Così per un anziano che vive in struttura e ci vede rientrare a casa dopo il turno lavorativo, oppure per una perso­na diversamente abile che seppur dotata di qualità, riconosce le difficoltà della sua condizione rispetto la nostra. Certamente in una relazione di aiuto ci sono aspetti positivi e gratificanti ma non dimentichiamo l’altro lato della medaglia, e talvolta è necessario ac­cettare che queste persone possano arrabbiarsi con noi, anche per i più svariati motivi. Sappiamo però che sotto la rabbia ciò che si cela è il dolore.

Le regole se trasmesse e motivate in modo partecipa­to e accogliente oltre a generare rispetto e conside­razione al nostro lavoro, costituiscono un considere­vole fattore terapeutico perché forniscono un ritmo e questo è regolativo per l’ansia. I bambini che seguono le routine, gli anziani e le persone angosciate hanno bisogno di ritmo, perché il ritmo ci struttura e ci rego­larizza. In un ambiente organizzato le persone sanno cosa aspettarsi e i limiti tranquillizzano e contengono le parti emotive in causa, oltre a creare comuni esperien­ze quotidiane. Un operare fatto di chiarezza nei con­tenuti e nelle finalità, di coerenza negli accordi presi, diventa un contenitore sia concreto che simbolico nel quale predisporre il nostro intervento, rappresentante non solo di un’organizzazione e un ordine formale ma anche di un assetto mentale di chi ci lavora.

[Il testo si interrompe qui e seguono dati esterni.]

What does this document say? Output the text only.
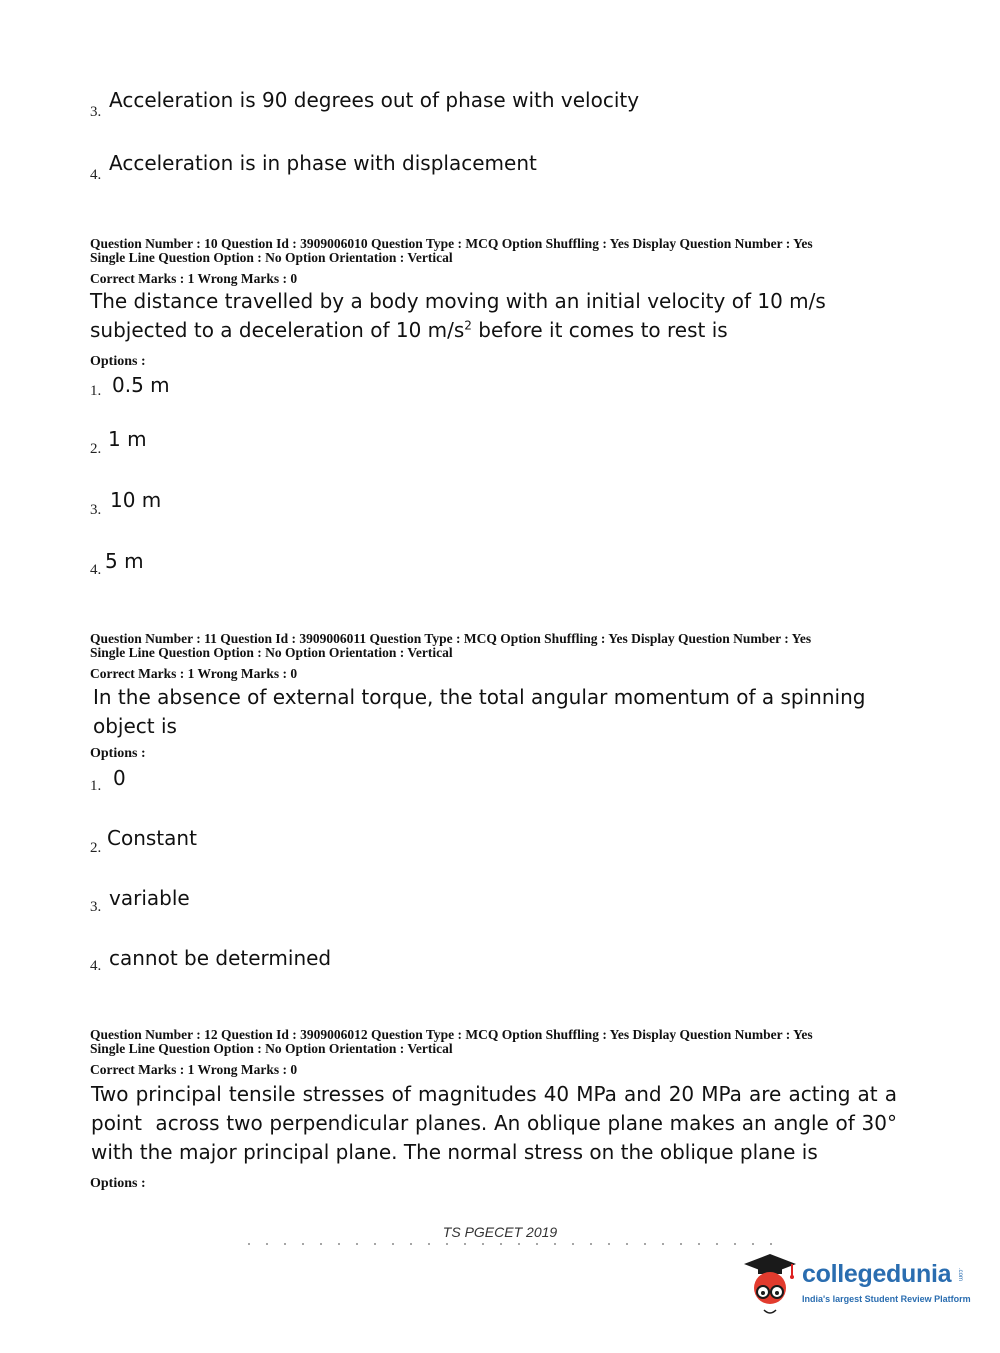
3. Acceleration is 90 degrees out of phase with velocity
4. Acceleration is in phase with displacement
Question Number : 10 Question Id : 3909006010 Question Type : MCQ Option Shuffling : Yes Display Question Number : Yes
Single Line Question Option : No Option Orientation : Vertical
Correct Marks : 1 Wrong Marks : 0
The distance travelled by a body moving with an initial velocity of 10 m/s subjected to a deceleration of 10 $m/s^2$ before it comes to rest is
Options :
1. 0.5 m
2. 1 m
3. 10 m
4. 5 m
Question Number : 11 Question Id : 3909006011 Question Type : MCQ Option Shuffling : Yes Display Question Number : Yes
Single Line Question Option : No Option Orientation : Vertical
Correct Marks : 1 Wrong Marks : 0
In the absence of external torque, the total angular momentum of a spinning object is
Options :
1. 0
2. Constant
3. variable
4. cannot be determined
Question Number : 12 Question Id : 3909006012 Question Type : MCQ Option Shuffling : Yes Display Question Number : Yes
Single Line Question Option : No Option Orientation : Vertical
Correct Marks : 1 Wrong Marks : 0
Two principal tensile stresses of magnitudes 40 MPa and 20 MPa are acting at a point  across two perpendicular planes. An oblique plane makes an angle of 30° with the major principal plane. The normal stress on the oblique plane is
Options :
TS PGECET 2019
collegedunia .com
India's largest Student Review Platform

La relazione di cura professionale non è un rapporto di tipo amicale e si ritiene appropriato utilizzare il pro­nome personale “lei” per rivolgersi a chiunque abbia raggiunto la maggiore età. Certamente l’utilizzo del “tu” può risultare cosa gradita, spesso viene anche richie­sto, ma comporta dei rischi. Può succedere che da una iniziale confidenza ci ritroviamo coinvolti in un rappor­to che diventa per noi complesso da gestire, perden­do la possibilità di sentirci liberi nello svolgere il nostro compito. È possibile dare del “lei” anche in modo calo­roso e partecipato, tenendoci caro quel margine che ci permette di gestire la relazione nel modo più adegua­to e funzionale possibile. Astenersi dai giudizi, essere neutrali ed equidistanti relativamente a tutte le parti in causa e riservati rispetto alla vita privata non sono da intendersi come atteggiamenti di non partecipa­zione, ma espressioni dell’opportuna riservatezza di sé, nel fare spazio all’altro.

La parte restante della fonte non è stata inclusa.